A peggiorare le cose, la crisi creditizia globale ha subito un'ulteriore escalation negli ultimi due anni per l'impennata del prezzo del petrolio, che nel luglio 2008 ha raggiunto sui mercati mondiali la cifra di 147 dollari al barile. Questa impennata del greggio ha inferto un duro colpo all'inflazione, ha ridotto significativamente il potere di acquisto dei consumatori, ha rallentato la produzione e aumentato la disoccupazione, creando ancor più scompiglio e preoccupazione in un'economia già assillata dai debiti.

Ormai siamo di fronte a un nuovo fenomeno, detto 'Peak Globalization' (picco della globalizzazione), che si è verificato quando il petrolio ha toccato i 150 dollari al barile. Oltre questo livello, l'inflazione crea come un muro di sbarramento nei confronti di una crescita economica continuata, spingendo l'economia globale inesorabilmente indietro, verso la crescita zero. È solo con la contrazione dell'economia globale che il prezzo dell'energia ha ripreso a scendere in virtù della minore energia utilizzata.

L'importanza della 'Peak Globalization' non è sopravvalutata. La premessa essenziale della globalizzazione era che l'abbondanza di petrolio a basso prezzo avrebbe consentito alle grandi aziende di spostare i capitali in direzione dei mercati del lavoro a bassa retribuzione salariale, dove i prodotti alimentari e i manufatti possono essere realizzati con minima spesa e con ingenti margini di guadagno, per poi essere spediti in tutto il mondo.
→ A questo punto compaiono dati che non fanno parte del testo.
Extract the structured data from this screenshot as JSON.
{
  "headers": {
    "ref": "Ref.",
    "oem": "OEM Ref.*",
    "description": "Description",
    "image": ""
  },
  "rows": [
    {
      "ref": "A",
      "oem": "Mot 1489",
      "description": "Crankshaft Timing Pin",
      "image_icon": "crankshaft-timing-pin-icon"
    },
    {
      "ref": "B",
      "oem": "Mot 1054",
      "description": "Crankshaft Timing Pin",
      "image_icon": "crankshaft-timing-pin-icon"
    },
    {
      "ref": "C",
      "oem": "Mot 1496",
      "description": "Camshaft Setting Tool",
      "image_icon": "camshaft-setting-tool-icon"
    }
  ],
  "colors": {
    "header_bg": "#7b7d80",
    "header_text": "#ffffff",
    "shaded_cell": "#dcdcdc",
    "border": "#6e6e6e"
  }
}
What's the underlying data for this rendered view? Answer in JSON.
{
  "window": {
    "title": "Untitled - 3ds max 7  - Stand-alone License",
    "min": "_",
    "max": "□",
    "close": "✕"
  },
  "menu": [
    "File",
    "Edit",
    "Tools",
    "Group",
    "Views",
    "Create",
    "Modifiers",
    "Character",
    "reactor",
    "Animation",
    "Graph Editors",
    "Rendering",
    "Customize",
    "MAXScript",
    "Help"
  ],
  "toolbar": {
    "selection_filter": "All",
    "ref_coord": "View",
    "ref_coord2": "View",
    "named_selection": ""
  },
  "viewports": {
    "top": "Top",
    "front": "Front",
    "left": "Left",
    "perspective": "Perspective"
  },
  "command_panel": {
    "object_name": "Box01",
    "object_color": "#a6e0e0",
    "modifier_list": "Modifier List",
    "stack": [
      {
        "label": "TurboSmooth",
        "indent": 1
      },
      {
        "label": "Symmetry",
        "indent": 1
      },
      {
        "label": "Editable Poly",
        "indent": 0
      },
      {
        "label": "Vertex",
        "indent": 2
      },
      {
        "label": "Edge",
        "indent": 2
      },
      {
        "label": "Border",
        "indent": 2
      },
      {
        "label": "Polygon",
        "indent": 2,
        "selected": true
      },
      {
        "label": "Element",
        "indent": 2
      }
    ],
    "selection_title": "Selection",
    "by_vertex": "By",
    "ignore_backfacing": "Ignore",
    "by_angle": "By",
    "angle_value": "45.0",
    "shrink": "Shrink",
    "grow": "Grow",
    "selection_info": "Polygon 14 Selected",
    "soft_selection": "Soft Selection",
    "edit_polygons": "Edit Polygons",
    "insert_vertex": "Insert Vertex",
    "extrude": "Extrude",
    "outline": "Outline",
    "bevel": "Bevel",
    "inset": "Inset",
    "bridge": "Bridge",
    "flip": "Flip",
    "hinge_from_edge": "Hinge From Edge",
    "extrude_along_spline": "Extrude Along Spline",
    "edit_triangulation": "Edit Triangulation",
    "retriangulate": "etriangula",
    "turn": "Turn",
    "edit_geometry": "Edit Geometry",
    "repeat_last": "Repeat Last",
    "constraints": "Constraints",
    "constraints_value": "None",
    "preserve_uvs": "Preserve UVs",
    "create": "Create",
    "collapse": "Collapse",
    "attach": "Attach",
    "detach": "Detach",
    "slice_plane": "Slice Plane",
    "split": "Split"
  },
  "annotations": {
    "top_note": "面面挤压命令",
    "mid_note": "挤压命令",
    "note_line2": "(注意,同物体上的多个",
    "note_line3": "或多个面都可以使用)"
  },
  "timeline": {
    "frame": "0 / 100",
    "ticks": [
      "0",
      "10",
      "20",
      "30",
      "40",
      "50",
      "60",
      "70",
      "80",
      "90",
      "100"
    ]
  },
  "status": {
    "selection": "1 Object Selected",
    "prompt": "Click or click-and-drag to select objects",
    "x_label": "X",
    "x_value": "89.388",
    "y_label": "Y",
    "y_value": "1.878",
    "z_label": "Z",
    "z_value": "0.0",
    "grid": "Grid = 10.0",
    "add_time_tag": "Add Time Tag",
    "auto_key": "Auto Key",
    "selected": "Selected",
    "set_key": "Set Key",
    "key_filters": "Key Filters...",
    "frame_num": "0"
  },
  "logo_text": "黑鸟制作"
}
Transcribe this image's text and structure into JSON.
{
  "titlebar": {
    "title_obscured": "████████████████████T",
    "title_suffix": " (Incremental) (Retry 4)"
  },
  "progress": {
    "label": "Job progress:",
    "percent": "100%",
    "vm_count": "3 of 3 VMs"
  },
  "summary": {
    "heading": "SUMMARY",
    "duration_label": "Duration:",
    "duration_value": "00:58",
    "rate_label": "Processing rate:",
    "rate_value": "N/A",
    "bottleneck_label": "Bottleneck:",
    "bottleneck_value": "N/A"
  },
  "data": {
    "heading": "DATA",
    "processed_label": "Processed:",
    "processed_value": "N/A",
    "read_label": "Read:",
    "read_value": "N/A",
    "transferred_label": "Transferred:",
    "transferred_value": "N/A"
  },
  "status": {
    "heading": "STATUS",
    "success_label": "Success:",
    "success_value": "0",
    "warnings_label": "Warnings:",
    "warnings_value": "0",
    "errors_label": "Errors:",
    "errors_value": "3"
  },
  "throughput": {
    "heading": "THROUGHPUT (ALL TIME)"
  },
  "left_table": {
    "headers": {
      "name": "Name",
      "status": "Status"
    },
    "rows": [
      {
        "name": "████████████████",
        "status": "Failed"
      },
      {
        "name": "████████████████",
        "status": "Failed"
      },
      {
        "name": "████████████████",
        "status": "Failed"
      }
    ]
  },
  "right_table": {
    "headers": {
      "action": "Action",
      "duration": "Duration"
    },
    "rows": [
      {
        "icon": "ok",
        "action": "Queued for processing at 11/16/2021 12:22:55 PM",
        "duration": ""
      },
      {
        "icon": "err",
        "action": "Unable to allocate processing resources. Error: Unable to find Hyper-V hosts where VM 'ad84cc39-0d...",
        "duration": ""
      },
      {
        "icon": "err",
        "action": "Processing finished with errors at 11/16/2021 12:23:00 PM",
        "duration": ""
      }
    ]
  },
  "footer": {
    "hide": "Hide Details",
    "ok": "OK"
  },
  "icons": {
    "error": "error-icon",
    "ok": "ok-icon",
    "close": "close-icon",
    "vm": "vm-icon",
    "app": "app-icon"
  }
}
Questa premessa di base è sfumata, con conseguenze preoccupanti per il processo di globalizzazione.

Per comprendere come sia stato possibile arrivare a questo punto, occorre ritornare indietro nel tempo, per la precisione al 1979, l'anno in cui - secondo uno studio effettuato dalla BP, la compagnia petrolifera britannica - il petrolio globale pro capite toccò il suo picco massimo. Per l'opinione pubblica è decisamente più famigliare l'espressione 'picco della produzione globale di petrolio', che si riferisce al periodo temporale nel quale si esaurisce la metà del petrolio disponibile al mondo. Secondo i geologi il picco della produzione globale di petrolio molto verosimilmente dovrebbe aver luogo in un momento imprecisato compreso tra il 2010 e il 2035. Il picco della produzione petrolifera pro capite, invece, è il motivo per il quale il picco della globalizzazione si è verificato ben prima di quello della produzione petrolifera.

Dopo il 1979, la quantità di petrolio a disposizione di ogni essere umano ha iniziato a diminuire. Anche se da allora si sono scoperti altri giacimenti di greggio, il fatto che la popolazione terrestre aumenti di continuo significa che, se il petrolio fosse distribuito in modo uniforme a tutti gli esseri umani, ogni individuo si ritroverebbe meno petrolio a disposizione. Quando Cina e India negli anni Novanta hanno dato inizio al loro impressionante sviluppo, la loro richiesta di petrolio è schizzata alle stelle. La domanda ha cominciato a superare l'offerta e il prezzo del petrolio ha iniziato inesorabilmente a salire.